Solamente nero nasce da premesse diametralmente opposte. Forte degli oltre 2 miliardi incassati da Il gatto dagli occhi di giada (1977), Antonio Bido ottiene dalla P.A.C. massima libertà creativa e ne approfitta per realizzare un’opera più vicina alle sue volontà d’autore, che guarda più al cinema di Alfred Hitchcock o Marco Bellocchio che a quello di Dario Argento (anche se i riferimenti al maestro italiano del brivido non mancano, dalle soggettive ai dettagli sulle mani guantate). E usa Solamente nero per sperimentare sul linguaggio filmico, anche facendosi prendere la mano. Il prologo è stato spesso paragonato a quello avatiano, ma la similitudine è solo apparente. La sequenza viene realizzata con un procedimento tecnico complesso: lo strangolamento della giovane ragazza è girato a 8 fotogrammi al secondo, così da ottenere una ripresa velocizzata. Tale ripresa è poi rallentata in truka (post-produzione) e dalla pellicola sono espunti alcuni fotogrammi per ottenere un effetto a scatti. Questi artifici visivi documentano il background di un autore che si è fatto le ossa sperimentando con le riprese in Super 8 e che ben conosce la materia, ma lo sforzo tecnico non appare bilanciato da una reale esigenza narrativa.
Da ammiratore del cinema di Hitchcock, Bido racconta che nel concepire la scena dell’uccisione di Giovanni Bozzi in Il gatto dagli occhi di giada (1977) si era prefissato di inserire almeno due tagli di montaggio in più di quanti ne aveva usati il regista inglese nella celebre scena della doccia di Psyco (1960): finirà per metterne 31. In Solamente nero è evidente il tentativo di rilanciare ulteriormente, mettendosi quasi in rapporto dialettico con i maestri. Lo strangolamento della medium (Alina Simoni) a inizio film, cui assiste il prete (Craig Hill) dalla finestra, è ripreso da ogni angolazione possibile. Dei 38 stacchi che compongono la sequenza dell’uccisione del conte Andreani (Massimo Serato), ben cinque sono riservati al volto inerme di una statua di gesso; qui la sintassi cinematografica incorpora tutti gli stilemi linguistici del giallo italiano: soggettive, dettagli, carrellate avanti e indietro, zoom. Esemplare, per capire l’entusiasmo e l’approccio quasi ludico del regista nel concepire le scene di tensione, è la sequenza ambientata nella chiesa, quando al prete cade addosso un crocifisso di gesso a cui qualcuno aveva allentato (o tagliato) la corda che lo teneva eretto. Qui Bido usa lo zoom all’indietro, a schiacciare il personaggio, per dare allo spettatore un senso di minaccia, e scompone la sequenza in ben 49 stacchi, per lo più primi piani di statue e immagini sacre presenti nella chiesa. Ma non sempre la complessità tecnica paga e, a rivedere il film oggi, appaiono molto più efficaci le sequenze dove il virtuosismo è più controllato, come l’uccisione della matrigna di Sandra o del dottor Aloisi, quest’ultima parzialmente ridotta rispetto a come era stata concepita inizialmente a causa di un fermo nella produzione dovuto al sequestro di Aldo Moro, avvenuto proprio il giorno delle riprese di quella scena.

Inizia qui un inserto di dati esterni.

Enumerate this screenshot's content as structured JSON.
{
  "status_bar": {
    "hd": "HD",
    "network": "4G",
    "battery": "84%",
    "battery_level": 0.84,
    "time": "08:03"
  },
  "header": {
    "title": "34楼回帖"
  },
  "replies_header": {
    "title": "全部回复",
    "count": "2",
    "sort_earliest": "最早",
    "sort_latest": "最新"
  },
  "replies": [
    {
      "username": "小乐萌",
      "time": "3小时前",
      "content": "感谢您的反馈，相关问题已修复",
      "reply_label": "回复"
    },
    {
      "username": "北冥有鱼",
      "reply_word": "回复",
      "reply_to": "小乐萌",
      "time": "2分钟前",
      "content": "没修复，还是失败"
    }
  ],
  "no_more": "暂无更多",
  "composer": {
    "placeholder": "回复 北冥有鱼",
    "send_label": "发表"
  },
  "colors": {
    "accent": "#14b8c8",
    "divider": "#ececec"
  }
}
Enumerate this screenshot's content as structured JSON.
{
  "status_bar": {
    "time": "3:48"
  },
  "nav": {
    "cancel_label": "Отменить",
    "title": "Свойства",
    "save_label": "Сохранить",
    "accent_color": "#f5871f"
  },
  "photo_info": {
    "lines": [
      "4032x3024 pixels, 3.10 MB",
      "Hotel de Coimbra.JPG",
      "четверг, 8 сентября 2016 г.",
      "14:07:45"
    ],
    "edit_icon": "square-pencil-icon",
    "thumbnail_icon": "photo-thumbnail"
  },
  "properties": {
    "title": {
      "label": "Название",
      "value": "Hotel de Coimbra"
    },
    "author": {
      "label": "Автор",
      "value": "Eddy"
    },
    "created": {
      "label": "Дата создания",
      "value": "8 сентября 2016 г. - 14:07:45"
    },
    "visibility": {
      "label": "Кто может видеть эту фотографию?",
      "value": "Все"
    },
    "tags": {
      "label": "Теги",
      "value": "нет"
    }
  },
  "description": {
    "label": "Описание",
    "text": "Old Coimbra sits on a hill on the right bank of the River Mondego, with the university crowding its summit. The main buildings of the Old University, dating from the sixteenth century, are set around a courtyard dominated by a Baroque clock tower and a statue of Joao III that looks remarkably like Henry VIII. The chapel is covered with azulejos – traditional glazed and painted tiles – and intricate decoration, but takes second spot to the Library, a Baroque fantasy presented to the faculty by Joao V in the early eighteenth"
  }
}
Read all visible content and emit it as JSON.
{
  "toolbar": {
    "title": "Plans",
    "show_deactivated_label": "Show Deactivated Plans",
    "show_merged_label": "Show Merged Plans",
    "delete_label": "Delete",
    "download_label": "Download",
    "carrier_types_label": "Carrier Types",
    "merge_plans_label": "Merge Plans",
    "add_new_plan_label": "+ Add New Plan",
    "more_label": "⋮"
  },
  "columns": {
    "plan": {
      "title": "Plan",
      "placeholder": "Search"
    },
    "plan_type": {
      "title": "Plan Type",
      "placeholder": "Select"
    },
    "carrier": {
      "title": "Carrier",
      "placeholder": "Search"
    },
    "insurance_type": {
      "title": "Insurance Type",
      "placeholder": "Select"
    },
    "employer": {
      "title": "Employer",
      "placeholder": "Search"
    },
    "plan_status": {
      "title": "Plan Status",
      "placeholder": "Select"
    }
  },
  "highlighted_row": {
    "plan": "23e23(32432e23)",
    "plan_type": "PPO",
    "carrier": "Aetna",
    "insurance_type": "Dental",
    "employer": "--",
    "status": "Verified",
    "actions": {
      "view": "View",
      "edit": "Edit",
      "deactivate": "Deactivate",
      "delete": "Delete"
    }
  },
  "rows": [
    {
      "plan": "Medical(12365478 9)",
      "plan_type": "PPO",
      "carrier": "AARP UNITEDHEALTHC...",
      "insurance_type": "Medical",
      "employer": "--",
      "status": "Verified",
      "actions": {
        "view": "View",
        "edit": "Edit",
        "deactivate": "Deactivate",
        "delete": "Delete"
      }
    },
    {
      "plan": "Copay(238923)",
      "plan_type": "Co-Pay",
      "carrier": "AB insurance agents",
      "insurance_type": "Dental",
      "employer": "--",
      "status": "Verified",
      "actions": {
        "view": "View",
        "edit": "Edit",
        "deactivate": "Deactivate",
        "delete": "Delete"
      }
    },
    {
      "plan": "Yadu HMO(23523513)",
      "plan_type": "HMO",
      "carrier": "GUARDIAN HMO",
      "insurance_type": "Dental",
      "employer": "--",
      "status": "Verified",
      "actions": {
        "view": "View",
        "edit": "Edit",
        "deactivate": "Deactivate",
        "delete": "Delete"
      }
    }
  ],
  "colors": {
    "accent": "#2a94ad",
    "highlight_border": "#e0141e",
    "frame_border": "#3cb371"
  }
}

Al di là del lato tecnico, nei due film è differente anche l’uso del commento sonoro. In La casa dalle finestre che ridono Avati mantiene la colonna sonora di Amedeo Tommasi a un livello costante, dando alle sequenze una cadenza quasi ipnotica. All’opposto, in Solamente nero Bido adatta la musica di Stelvio Cipriani al crescendo delle scene e, per ottenere sonorità più violente, ricorre perfino all’aiuto dei Goblin, che si prestano all’operazione pur senza figurare ufficialmente. In questo il regista ha un approccio molto simile a quello di Dario Argento.
Curiosità: la sceneggiatura di La casa dalle finestre che ridono in origine presentava un inizio differente, in cui Stefano arriva in paese in treno e nel vagone incontra per la prima volta Francesca. Apparentemente questo si presenta come un ulteriore punto di contatto con Solamente nero, dato che il film ha praticamente un inizio identico con Stefania Casini al posto di Francesca Marciano. Ma la somiglianza è in questo caso del tutto casuale e involontaria: come ha scoperto Claudio Bartolini, Bido aveva scritto un attacco in treno già per Il gatto degli occhi di giada, ma vi rinunciò in fase di riprese.